By Sebastian Lamb
[A 1998 NSG discussion document on socialist activism in the student movement in the Canadian state.]
1. a) Our starting point is a Marxist understanding that the best way to fight for reforms is through the building of strong movements and that the best way to radicalize people is through experiences of successful mass struggle. A socialism from below strategy for student activism should seek to mobilize the largest number of students possible to fight for their interests on an ongoing basis and act in solidarity with the struggles of others.
b) This contrasts with the social democratic strategy of using student mobilizations to back up lobbying efforts by student politicians. It is also different from left strategies that substitute the actions of a small number of committed radicals for the building of a mass movement in the belief that this is sufficient or the best way to stimulate a movement’s growth.
2. a) We should promote the democratic self-organization of students themselves, independent of student governments and political parties/groups (e.g. in coalitions or action committees rather than committees of student federations or fronts for a socialist group).
b) We should encourage student movement groups to see the links between different struggles and adopt a multi-issue approach rather than a single-issue one (e.g. anti-tuition hikes).
c) Student activists should place demands on elected student officials, including their participation in student movement groups, but never rely on them. Whatever their politics, these officials are subject to conservatizing pressures that come from maintaining student governments and services and are often dependent on university administrations. Socialists should give critical support to clearly left candidates in student elections while being careful not to allow elections to demobilize or divert movement-building efforts.
3. a) Students can exercise power through collective action, but as socialists we recognize that the greatest power lies with workers, who can withdraw their labour power and halt the production of goods and services (many students are also workers, but we’re speaking here of students in their role as students, not in their workplaces). Even a more powerful student movement than exists today in the Canadian state could not halt the attacks on education by itself.
b) It is vital to begin to build alliances between students and unions both on and off campus. Socialists need to challenge the elitism, dismissive attitude towards unions and failure to understand workers’ experiences that some student radicals display. Wherever possible we should try to bring student and labour activists together instead of relying on links between student politicians and union officials. However, given the state of unions and the student movement today every link at every level matters.
4. Student movement groups should seek to organize around demands that will move more people into struggle, regardless of whether or not these sound “radical.” Movements are radicalized through mass struggle, not by the language of programmes or demands. Over time, socialists should try to get movement groups to take up as much of the strategic approach summarized here as possible. How and the extent to which we do so depends on the development of the movement. At all times, we must pay attention not only to where other left activists are at but also to involving more not-yet-activist students. Since we aim to build movements open to people who have never been activists before but who want to fight back, it is a mistake to try to get student movement groups to adopt political positions that will cut them off unnecessarily from people new to activism (e.g. explicit anti-capitalism).
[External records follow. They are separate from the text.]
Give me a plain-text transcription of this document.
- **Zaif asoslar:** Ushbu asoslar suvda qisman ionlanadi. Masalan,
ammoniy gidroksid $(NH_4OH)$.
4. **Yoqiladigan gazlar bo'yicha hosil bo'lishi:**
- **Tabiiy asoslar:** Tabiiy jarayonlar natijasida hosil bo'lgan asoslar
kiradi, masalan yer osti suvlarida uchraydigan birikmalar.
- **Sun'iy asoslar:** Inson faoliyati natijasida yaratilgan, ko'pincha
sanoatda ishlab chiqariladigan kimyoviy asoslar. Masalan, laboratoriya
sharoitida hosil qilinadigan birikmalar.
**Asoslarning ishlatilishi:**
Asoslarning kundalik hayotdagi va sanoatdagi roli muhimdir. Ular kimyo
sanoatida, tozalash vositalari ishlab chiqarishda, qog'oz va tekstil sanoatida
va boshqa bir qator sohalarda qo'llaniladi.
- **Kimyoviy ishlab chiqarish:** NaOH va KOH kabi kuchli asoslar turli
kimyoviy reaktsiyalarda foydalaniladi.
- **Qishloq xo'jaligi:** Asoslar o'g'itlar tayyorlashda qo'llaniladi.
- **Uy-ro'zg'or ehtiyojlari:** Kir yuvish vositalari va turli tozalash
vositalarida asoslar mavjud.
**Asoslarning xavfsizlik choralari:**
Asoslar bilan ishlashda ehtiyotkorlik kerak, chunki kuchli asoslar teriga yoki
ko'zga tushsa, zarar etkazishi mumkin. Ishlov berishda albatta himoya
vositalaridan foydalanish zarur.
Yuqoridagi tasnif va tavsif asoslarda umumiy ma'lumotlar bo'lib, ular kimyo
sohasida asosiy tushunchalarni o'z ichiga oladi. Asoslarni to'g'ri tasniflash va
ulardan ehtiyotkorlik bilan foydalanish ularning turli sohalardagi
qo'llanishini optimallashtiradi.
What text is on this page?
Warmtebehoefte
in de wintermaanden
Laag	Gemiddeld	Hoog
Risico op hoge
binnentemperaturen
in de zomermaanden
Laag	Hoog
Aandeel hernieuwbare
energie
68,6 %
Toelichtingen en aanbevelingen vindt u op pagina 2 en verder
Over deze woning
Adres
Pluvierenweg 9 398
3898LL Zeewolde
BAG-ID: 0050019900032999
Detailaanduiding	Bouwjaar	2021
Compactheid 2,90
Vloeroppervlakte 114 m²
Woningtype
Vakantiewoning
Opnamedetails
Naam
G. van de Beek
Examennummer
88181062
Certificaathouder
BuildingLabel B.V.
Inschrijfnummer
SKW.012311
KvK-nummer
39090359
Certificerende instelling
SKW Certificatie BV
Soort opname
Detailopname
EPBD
5. Within the broad mass action-oriented movement we’re trying to build, socialists should not only contribute to developing strategy, tactics and forms of organization for the movement but also offer our distinctive ideas about capitalism and the socialist alternative. Ways to do this include engaging in discussions, selling NS and inviting people to NSG activities.
6. a) Today, there are two organizations that attempt to affiliate local student governments on a pan-Canadian scale: the Canadian Federation of Students (CFS) and the Canadian Alliance of Student Associations (CASA) (francophone campuses in Quebec are currently organized in their own federations, although there has recently been discussion about some affiliating to CFS). CFS’s policies are generally those of social democratic reformism, while CASA’s are right-wing.
b) CFS’s structure is designed to organize student officials for lobbying and policy-making, not grassroots activists for movement-building. Decisions at general meetings are made by delegates from affiliated student governments, who are usually student politicians.
c) From an activist perspective, CFS today provides the only existing infrastructure for coordinating and organizing campaigns beyond a local level. For this reason, the NSG should advocate that all student federations join CFS. CFS-bashing is a common tactic for the campus right and should be opposed just as we oppose similar criticisms of women’s centres, PIRGs etc. NSG members should attempt to be delegates to CFS meetings when it is possible to do so without having to hide our politics or compromise our political independence.
d) How socialists relate to CFS tactically should be determined by our overall approach to building a pan-Canadian fighting student movement. Grassroots student activist groups, not CFS or local student governments, are the basis for a real movement, and we should try to link them up wherever possible. Working in and through CFS today should be seen as a way to help build such a movement.
e) At the moment, there is an entrenched social democratic national leadership in CFS (although nowhere near as strong or conservative a bureaucracy as exists in the union movement). A future large-scale student radicalization is likely to be reflected within CFS and may make it possible to change CFS in significant ways. Just as the completely inadequate leadership of unions is no reason for locals led by radicals to go it alone rather than digging in to build left oppositions, socialists should not try to pull campuses out of CFS. Within CFS, we should work with others in a left current and promote strategies of militancy, democracy and solidarity as an alternative to the leadership’s direction. However, our priority at all times must remain developing student self-organization on campuses and not debates among student politicians.